考研851 自动控制原理
题海 · pdf-page · p.26
\[ e^{\boldsymbol{A}} = \boldsymbol{I} + \frac{\boldsymbol{A}}{1!} + \frac{\boldsymbol{A}^2}{2!} + \cdots + \frac{\boldsymbol{A}^k}{k!} + \cdots = \sum_{k=0}^{\infty} \frac{\boldsymbol{A}^k}{k!} \]

一个关于时间的矩阵指数函数定义为

\[ e^{\boldsymbol{A}t} = \sum_{k=0}^{\infty} \frac{\boldsymbol{A}^k t^k}{k!} \]

若矩阵指数函数对时间微分,则有

\[ \frac{\mathrm{d}}{\mathrm{d}t}(e^{\boldsymbol{A}t}) = \boldsymbol{A}e^{\boldsymbol{A}t} = e^{\boldsymbol{A}t}\boldsymbol{A} \]

3) 矩阵乘积的微分

如果矩阵 \(\boldsymbol{A}(t)\)\(\boldsymbol{B}(t)\)\(t\) 是可微的,则有

\[ \frac{\mathrm{d}}{\mathrm{d}t}[\boldsymbol{A}(t)\boldsymbol{B}(t)] = \frac{\mathrm{d}\boldsymbol{A}(t)}{\mathrm{d}t}\boldsymbol{B}(t) + \boldsymbol{A}(t)\frac{\mathrm{d}\boldsymbol{B}(t)}{\mathrm{d}t} \]

4) 逆矩阵的微分

如果矩阵 \(\boldsymbol{A}(t)\) 及其逆矩阵 \(\boldsymbol{A}^{-1}(t)\)\(t\) 是可微的,那么 \(\boldsymbol{A}^{-1}(t)\) 的微分可以导出如下等式:

\[ \frac{\mathrm{d}}{\mathrm{d}t}[\boldsymbol{A}(t)\boldsymbol{A}^{-1}(t)] = \frac{\mathrm{d}\boldsymbol{A}(t)}{\mathrm{d}t}\boldsymbol{A}^{-1}(t) + \boldsymbol{A}(t)\frac{\mathrm{d}\boldsymbol{A}^{-1}(t)}{\mathrm{d}t} \]

因为

\[ \frac{\mathrm{d}}{\mathrm{d}t}[\boldsymbol{A}(t)\boldsymbol{A}^{-1}(t)] = \frac{\mathrm{d}}{\mathrm{d}t}\boldsymbol{I} = \boldsymbol{0} \]

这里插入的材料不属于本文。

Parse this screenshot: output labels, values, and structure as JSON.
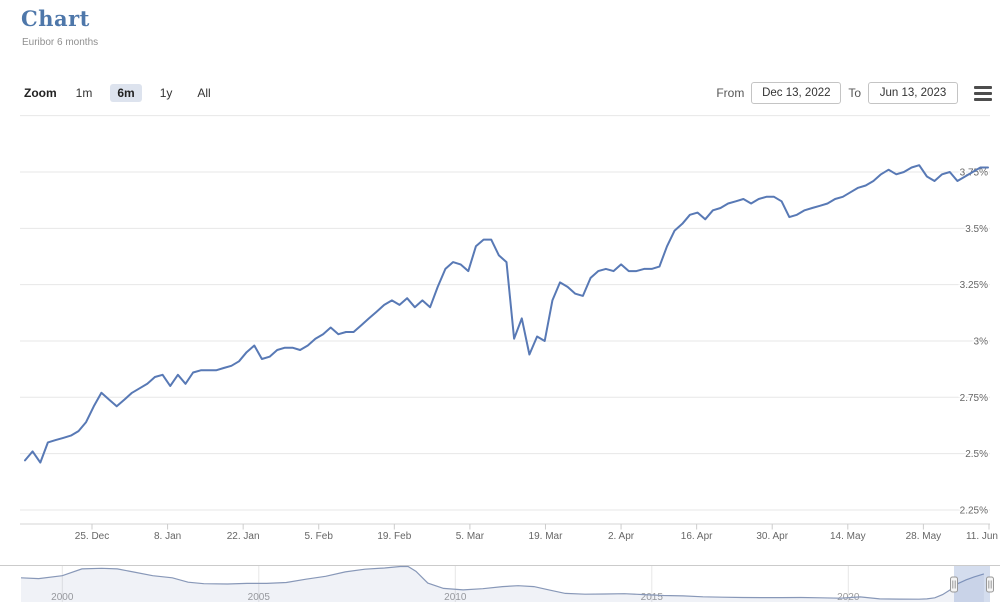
{
  "header": {
    "title": "Chart",
    "subtitle": "Euribor 6 months"
  },
  "toolbar": {
    "zoom_label": "Zoom",
    "range_buttons": [
      {
        "label": "1m",
        "selected": false
      },
      {
        "label": "6m",
        "selected": true
      },
      {
        "label": "1y",
        "selected": false
      },
      {
        "label": "All",
        "selected": false
      }
    ],
    "from_label": "From",
    "from_value": "Dec 13, 2022",
    "to_label": "To",
    "to_value": "Jun 13, 2023"
  },
  "colors": {
    "title_blue": "#4e77aa",
    "series_line": "#5879b5",
    "grid": "#e7e7e7",
    "axis_line": "#d6d6d6",
    "tick": "#cccccc",
    "axis_label": "#666666",
    "nav_line": "#8898b8",
    "nav_fill": "rgba(130,150,190,0.12)",
    "nav_outline": "#cbcbcb",
    "nav_grid": "#e6e6e6",
    "mask": "rgba(102,133,194,0.28)",
    "selected_button_bg": "#dde3ee"
  },
  "chart_data": {
    "type": "line",
    "title": "Chart",
    "subtitle": "Euribor 6 months",
    "ylabel": "",
    "xlabel": "",
    "ylim": [
      2.2,
      4.0
    ],
    "grid": "horizontal",
    "yaxis": {
      "position": "right",
      "ticks": [
        {
          "value": 2.25,
          "label": "2.25%"
        },
        {
          "value": 2.5,
          "label": "2.5%"
        },
        {
          "value": 2.75,
          "label": "2.75%"
        },
        {
          "value": 3,
          "label": "3%"
        },
        {
          "value": 3.25,
          "label": "3.25%"
        },
        {
          "value": 3.5,
          "label": "3.5%"
        },
        {
          "value": 3.75,
          "label": "3.75%"
        },
        {
          "value": 4,
          "label": ""
        }
      ]
    },
    "xaxis": {
      "ticks": [
        "25. Dec",
        "8. Jan",
        "22. Jan",
        "5. Feb",
        "19. Feb",
        "5. Mar",
        "19. Mar",
        "2. Apr",
        "16. Apr",
        "30. Apr",
        "14. May",
        "28. May",
        "11. Jun"
      ]
    },
    "series": [
      {
        "name": "Euribor 6 months",
        "unit": "%",
        "dates": [
          "2022-12-13",
          "2022-12-14",
          "2022-12-15",
          "2022-12-16",
          "2022-12-19",
          "2022-12-20",
          "2022-12-21",
          "2022-12-22",
          "2022-12-23",
          "2022-12-27",
          "2022-12-28",
          "2022-12-29",
          "2022-12-30",
          "2023-01-02",
          "2023-01-03",
          "2023-01-04",
          "2023-01-05",
          "2023-01-06",
          "2023-01-09",
          "2023-01-10",
          "2023-01-11",
          "2023-01-12",
          "2023-01-13",
          "2023-01-16",
          "2023-01-17",
          "2023-01-18",
          "2023-01-19",
          "2023-01-20",
          "2023-01-23",
          "2023-01-24",
          "2023-01-25",
          "2023-01-26",
          "2023-01-27",
          "2023-01-30",
          "2023-01-31",
          "2023-02-01",
          "2023-02-02",
          "2023-02-03",
          "2023-02-06",
          "2023-02-07",
          "2023-02-08",
          "2023-02-09",
          "2023-02-10",
          "2023-02-13",
          "2023-02-14",
          "2023-02-15",
          "2023-02-16",
          "2023-02-17",
          "2023-02-20",
          "2023-02-21",
          "2023-02-22",
          "2023-02-23",
          "2023-02-24",
          "2023-02-27",
          "2023-02-28",
          "2023-03-01",
          "2023-03-02",
          "2023-03-03",
          "2023-03-06",
          "2023-03-07",
          "2023-03-08",
          "2023-03-09",
          "2023-03-10",
          "2023-03-13",
          "2023-03-14",
          "2023-03-15",
          "2023-03-16",
          "2023-03-17",
          "2023-03-20",
          "2023-03-21",
          "2023-03-22",
          "2023-03-23",
          "2023-03-24",
          "2023-03-27",
          "2023-03-28",
          "2023-03-29",
          "2023-03-30",
          "2023-03-31",
          "2023-04-03",
          "2023-04-04",
          "2023-04-05",
          "2023-04-06",
          "2023-04-11",
          "2023-04-12",
          "2023-04-13",
          "2023-04-14",
          "2023-04-17",
          "2023-04-18",
          "2023-04-19",
          "2023-04-20",
          "2023-04-21",
          "2023-04-24",
          "2023-04-25",
          "2023-04-26",
          "2023-04-27",
          "2023-04-28",
          "2023-05-02",
          "2023-05-03",
          "2023-05-04",
          "2023-05-05",
          "2023-05-08",
          "2023-05-09",
          "2023-05-10",
          "2023-05-11",
          "2023-05-12",
          "2023-05-15",
          "2023-05-16",
          "2023-05-17",
          "2023-05-18",
          "2023-05-19",
          "2023-05-22",
          "2023-05-23",
          "2023-05-24",
          "2023-05-25",
          "2023-05-26",
          "2023-05-29",
          "2023-05-30",
          "2023-05-31",
          "2023-06-01",
          "2023-06-02",
          "2023-06-05",
          "2023-06-06",
          "2023-06-07",
          "2023-06-08",
          "2023-06-09",
          "2023-06-12",
          "2023-06-13"
        ],
        "values": [
          2.47,
          2.51,
          2.46,
          2.55,
          2.56,
          2.57,
          2.58,
          2.6,
          2.64,
          2.71,
          2.77,
          2.74,
          2.71,
          2.74,
          2.77,
          2.79,
          2.81,
          2.84,
          2.85,
          2.8,
          2.85,
          2.81,
          2.86,
          2.87,
          2.87,
          2.87,
          2.88,
          2.89,
          2.91,
          2.95,
          2.98,
          2.92,
          2.93,
          2.96,
          2.97,
          2.97,
          2.96,
          2.98,
          3.01,
          3.03,
          3.06,
          3.03,
          3.04,
          3.04,
          3.07,
          3.1,
          3.13,
          3.16,
          3.18,
          3.16,
          3.19,
          3.15,
          3.18,
          3.15,
          3.24,
          3.32,
          3.35,
          3.34,
          3.31,
          3.42,
          3.45,
          3.45,
          3.38,
          3.35,
          3.01,
          3.1,
          2.94,
          3.02,
          3.0,
          3.18,
          3.26,
          3.24,
          3.21,
          3.2,
          3.28,
          3.31,
          3.32,
          3.31,
          3.34,
          3.31,
          3.31,
          3.32,
          3.32,
          3.33,
          3.42,
          3.49,
          3.52,
          3.56,
          3.57,
          3.54,
          3.58,
          3.59,
          3.61,
          3.62,
          3.63,
          3.61,
          3.63,
          3.64,
          3.64,
          3.62,
          3.55,
          3.56,
          3.58,
          3.59,
          3.6,
          3.61,
          3.63,
          3.64,
          3.66,
          3.68,
          3.69,
          3.71,
          3.74,
          3.76,
          3.74,
          3.75,
          3.77,
          3.78,
          3.73,
          3.71,
          3.74,
          3.75,
          3.71,
          3.73,
          3.75,
          3.77,
          3.77
        ]
      }
    ]
  },
  "navigator": {
    "year_ticks": [
      {
        "label": "2000",
        "year": 2000
      },
      {
        "label": "2005",
        "year": 2005
      },
      {
        "label": "2010",
        "year": 2010
      },
      {
        "label": "2015",
        "year": 2015
      },
      {
        "label": "2020",
        "year": 2020
      }
    ],
    "series": {
      "years": [
        1998.95,
        1999.4,
        2000.0,
        2000.5,
        2001.0,
        2001.4,
        2001.8,
        2002.3,
        2002.8,
        2003.2,
        2003.6,
        2004.2,
        2004.7,
        2005.2,
        2005.7,
        2006.2,
        2006.7,
        2007.2,
        2007.7,
        2008.2,
        2008.6,
        2008.8,
        2009.0,
        2009.3,
        2009.7,
        2010.2,
        2010.7,
        2011.2,
        2011.6,
        2012.0,
        2012.4,
        2012.8,
        2013.3,
        2013.8,
        2014.3,
        2014.8,
        2015.3,
        2015.8,
        2016.3,
        2016.8,
        2017.3,
        2017.8,
        2018.3,
        2018.8,
        2019.3,
        2019.8,
        2020.3,
        2020.8,
        2021.3,
        2021.8,
        2022.0,
        2022.2,
        2022.4,
        2022.6,
        2022.8,
        2023.0,
        2023.2,
        2023.45
      ],
      "values": [
        3.1,
        2.95,
        3.45,
        4.6,
        4.7,
        4.6,
        4.1,
        3.45,
        3.1,
        2.35,
        2.1,
        2.05,
        2.15,
        2.15,
        2.3,
        2.85,
        3.35,
        4.1,
        4.55,
        4.75,
        5.25,
        5.45,
        4.2,
        2.2,
        1.3,
        1.05,
        1.25,
        1.6,
        1.75,
        1.6,
        1.0,
        0.45,
        0.32,
        0.35,
        0.4,
        0.25,
        0.1,
        0.02,
        -0.12,
        -0.2,
        -0.25,
        -0.27,
        -0.27,
        -0.25,
        -0.3,
        -0.36,
        -0.15,
        -0.48,
        -0.52,
        -0.53,
        -0.48,
        -0.3,
        0.25,
        1.1,
        2.15,
        2.75,
        3.25,
        3.75
      ]
    },
    "selected_range": "Dec 13, 2022 - Jun 13, 2023"
  }
}
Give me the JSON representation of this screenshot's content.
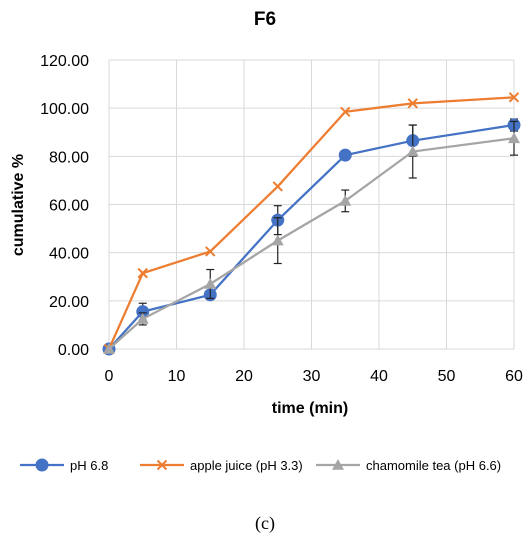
{
  "caption": "(c)",
  "chart_data": {
    "type": "line",
    "title": "F6",
    "xlabel": "time (min)",
    "ylabel": "cumulative %",
    "xlim": [
      0,
      60
    ],
    "ylim": [
      0,
      120
    ],
    "xticks": [
      0,
      10,
      20,
      30,
      40,
      50,
      60
    ],
    "xtick_labels": [
      "0",
      "10",
      "20",
      "30",
      "40",
      "50",
      "60"
    ],
    "yticks": [
      0,
      20,
      40,
      60,
      80,
      100,
      120
    ],
    "ytick_labels": [
      "0.00",
      "20.00",
      "40.00",
      "60.00",
      "80.00",
      "100.00",
      "120.00"
    ],
    "grid": true,
    "legend_position": "bottom",
    "x": [
      0,
      5,
      15,
      25,
      35,
      45,
      60
    ],
    "series": [
      {
        "name": "pH 6.8",
        "color": "#4472C4",
        "marker": "circle",
        "values": [
          0,
          15.5,
          22.5,
          53.5,
          80.5,
          86.5,
          93.0
        ],
        "error": [
          0,
          3.5,
          1.5,
          6.0,
          0,
          6.5,
          2.5
        ]
      },
      {
        "name": "apple juice (pH 3.3)",
        "color": "#ED7D31",
        "marker": "x",
        "values": [
          0,
          31.5,
          40.5,
          67.5,
          98.5,
          102.0,
          104.5
        ],
        "error": [
          0,
          0,
          0,
          0,
          0,
          0,
          0
        ]
      },
      {
        "name": "chamomile tea (pH 6.6)",
        "color": "#A5A5A5",
        "marker": "triangle",
        "values": [
          0,
          12.5,
          27.0,
          45.0,
          61.5,
          82.0,
          87.5
        ],
        "error": [
          0,
          2.5,
          6.0,
          9.5,
          4.5,
          11.0,
          7.0
        ]
      }
    ]
  }
}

\[ \boldsymbol{A}(t)\frac{\mathrm{d}\boldsymbol{A}^{-1}(t)}{\mathrm{d}t} = -\frac{\mathrm{d}\boldsymbol{A}(t)}{\mathrm{d}t}\boldsymbol{A}^{-1}(t) \]

于是有

\[ \frac{\mathrm{d}\boldsymbol{A}^{-1}(t)}{\mathrm{d}t} = -\boldsymbol{A}^{-1}(t)\frac{\mathrm{d}\boldsymbol{A}(t)}{\mathrm{d}t}\boldsymbol{A}^{-1}(t) \]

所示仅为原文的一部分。